Katie noticed that the drizzle had let up and closed her umbrella while Tracy was reading. With squinting eyes she moved in for a closer look at Tracy. “Are you serious here, girl? You really want to go look at a bunch of old dead people?”

“This is Westminster Abbey. It’s famous, Katie!”

“Well, so was Big Ben. And that turned out to be a real dud!”

“Can I cut in here, you two?” Doug closed his umbrella and stepped in between them. “I think we’re all pretty tired and hungry.
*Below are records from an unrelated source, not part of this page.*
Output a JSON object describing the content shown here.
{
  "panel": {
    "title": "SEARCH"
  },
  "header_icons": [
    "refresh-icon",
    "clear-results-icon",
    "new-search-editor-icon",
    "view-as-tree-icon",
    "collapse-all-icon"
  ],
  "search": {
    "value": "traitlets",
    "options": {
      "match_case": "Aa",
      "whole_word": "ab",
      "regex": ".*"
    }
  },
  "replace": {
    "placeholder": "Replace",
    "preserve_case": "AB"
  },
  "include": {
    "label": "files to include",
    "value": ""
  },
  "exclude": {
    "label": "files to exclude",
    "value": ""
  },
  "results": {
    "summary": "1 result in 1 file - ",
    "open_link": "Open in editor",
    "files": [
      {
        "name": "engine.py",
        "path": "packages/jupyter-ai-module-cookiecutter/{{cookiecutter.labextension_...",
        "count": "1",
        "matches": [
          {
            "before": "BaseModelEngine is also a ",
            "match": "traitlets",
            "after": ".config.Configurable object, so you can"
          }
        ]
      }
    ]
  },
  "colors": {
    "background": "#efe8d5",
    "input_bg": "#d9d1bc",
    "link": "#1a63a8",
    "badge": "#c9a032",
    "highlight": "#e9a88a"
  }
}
Why don’t we find someplace to eat and decide what to do next after we’ve had some food.”

“Great idea,” Christy said. “I’m freezing. I think my socks got wet. My feet are numb.”

“What do you say, ladies? A nice spot of tea, perhaps?”

They couldn’t help but release their tension when they heard Doug try a British accent on his last sentence. Then following their trail back up the road toward Trafalgar Square, the four cold, wet, weary travelers went in search of a quiet little restaurant and a hot cup of tea.